Thirst Aid for Houseplants
It looks like cold weather is here to stay, so keep in mind that the
typical household in winter is a hazardous place for houseplants. Although
we grow them indoors, most houseplants are outdoor plants in their native
climates. Tropical and subtropical species can be damaged by temperatures
below 50 F, but being too warm in winter can also be a problem.
The air in most homes becomes extremely dry as furnaces force warm air
through the rooms. It is not unusual for relative humidity (RH) inside
the home to drop to 15 percent during the winter heating season. Most
houseplants do best at about 35-45 percent RH.

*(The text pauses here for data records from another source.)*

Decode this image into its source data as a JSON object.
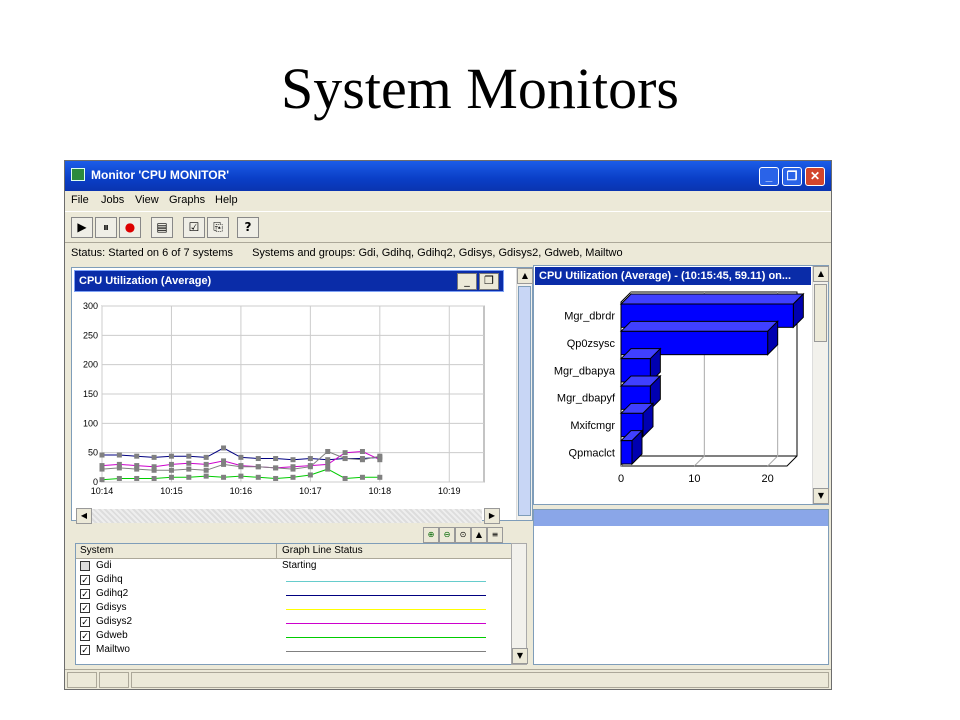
{
  "slide": {
    "title": "System Monitors"
  },
  "window": {
    "title": "Monitor 'CPU MONITOR'",
    "controls": {
      "minimize": "_",
      "restore": "❐",
      "close": "✕"
    }
  },
  "menu": [
    "File",
    "Jobs",
    "View",
    "Graphs",
    "Help"
  ],
  "toolbar": {
    "icons": [
      "start-icon",
      "pause-icon",
      "record-icon",
      "properties-icon",
      "check-icon",
      "copy-icon",
      "help-icon"
    ],
    "glyphs": [
      "▶",
      "⏸",
      "●",
      "▤",
      "☑",
      "⎘",
      "?"
    ]
  },
  "status": {
    "left": "Status: Started on 6 of 7 systems",
    "right": "Systems and groups: Gdi, Gdihq, Gdihq2, Gdisys, Gdisys2, Gdweb, Mailtwo"
  },
  "left_pane": {
    "title": "CPU Utilization (Average)",
    "controls": {
      "minimize": "_",
      "restore": "❐"
    }
  },
  "right_pane": {
    "title": "CPU Utilization (Average) - (10:15:45, 59.11) on..."
  },
  "system_list": {
    "headers": [
      "System",
      "Graph Line Status"
    ],
    "rows": [
      {
        "name": "Gdi",
        "checked": false,
        "status": "Starting",
        "color": ""
      },
      {
        "name": "Gdihq",
        "checked": true,
        "status": "",
        "color": "#66cccc"
      },
      {
        "name": "Gdihq2",
        "checked": true,
        "status": "",
        "color": "#000080"
      },
      {
        "name": "Gdisys",
        "checked": true,
        "status": "",
        "color": "#ffff00"
      },
      {
        "name": "Gdisys2",
        "checked": true,
        "status": "",
        "color": "#cc00cc"
      },
      {
        "name": "Gdweb",
        "checked": true,
        "status": "",
        "color": "#00cc00"
      },
      {
        "name": "Mailtwo",
        "checked": true,
        "status": "",
        "color": "#808080"
      }
    ]
  },
  "chart_data": [
    {
      "type": "line",
      "y_ticks": [
        "300",
        "250",
        "200",
        "150",
        "100",
        "50",
        "0"
      ],
      "x_ticks": [
        "10:14",
        "10:15",
        "10:16",
        "10:17",
        "10:18",
        "10:19"
      ],
      "ylim": [
        0,
        300
      ],
      "grid": true,
      "x": [
        "10:14:00",
        "10:14:15",
        "10:14:30",
        "10:14:45",
        "10:15:00",
        "10:15:15",
        "10:15:30",
        "10:15:45",
        "10:16:00",
        "10:16:15",
        "10:16:30",
        "10:16:45",
        "10:17:00",
        "10:17:15",
        "10:17:30",
        "10:17:45",
        "10:18:00"
      ],
      "series": [
        {
          "color": "#000080",
          "values": [
            46,
            46,
            44,
            42,
            44,
            44,
            42,
            58,
            42,
            40,
            40,
            38,
            40,
            38,
            40,
            40,
            42
          ]
        },
        {
          "color": "#cc00cc",
          "values": [
            28,
            30,
            28,
            26,
            30,
            32,
            30,
            36,
            28,
            26,
            24,
            26,
            28,
            30,
            50,
            52,
            38
          ]
        },
        {
          "color": "#00cc00",
          "values": [
            4,
            6,
            6,
            6,
            8,
            8,
            10,
            8,
            10,
            8,
            6,
            8,
            12,
            22,
            6,
            8,
            8
          ]
        },
        {
          "color": "#808080",
          "values": [
            22,
            24,
            22,
            20,
            20,
            22,
            20,
            30,
            26,
            26,
            24,
            22,
            26,
            52,
            40,
            38,
            44
          ]
        }
      ]
    },
    {
      "type": "bar",
      "categories": [
        "Mgr_dbrdr",
        "Qp0zsysc",
        "Mgr_dbapya",
        "Mgr_dbapyf",
        "Mxifcmgr",
        "Qpmaclct"
      ],
      "values": [
        23.5,
        20,
        4,
        4,
        3,
        1.5
      ],
      "x_ticks": [
        "0",
        "10",
        "20"
      ],
      "xlim": [
        0,
        24
      ],
      "color": "#0000ff"
    }
  ]
}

Warm temperatures, coupled with low humidity, can cause plants to lose
water faster than they can take it up. So, even though the soil may hold
plenty of moisture, the leaves may begin to droop and/or turn brown along
the edges. Hot, dry, stale air also creates a favorable environment for
spider mites to become troublesome.
The most effective way to increase RH for the comfort of both plants
and people is to run a humidifier. Grouping plants together on pebble
trays filled with water can also help. However, misting plants occasionally
with a spray bottle adds such temporary moisture that it does not effectively
change the relative humidity. Keep all plants away from hot air drafts
near heat registers. Ferns are especially sensitive to dry air, so take
care to place them in a protected area.
Although some plants may grow more slowly during the short days of winter,
dry air can cause them to need to be watered even more frequently than
when they were actively growing. Monitor the soil moisture to be sure
that plants are getting watered as needed.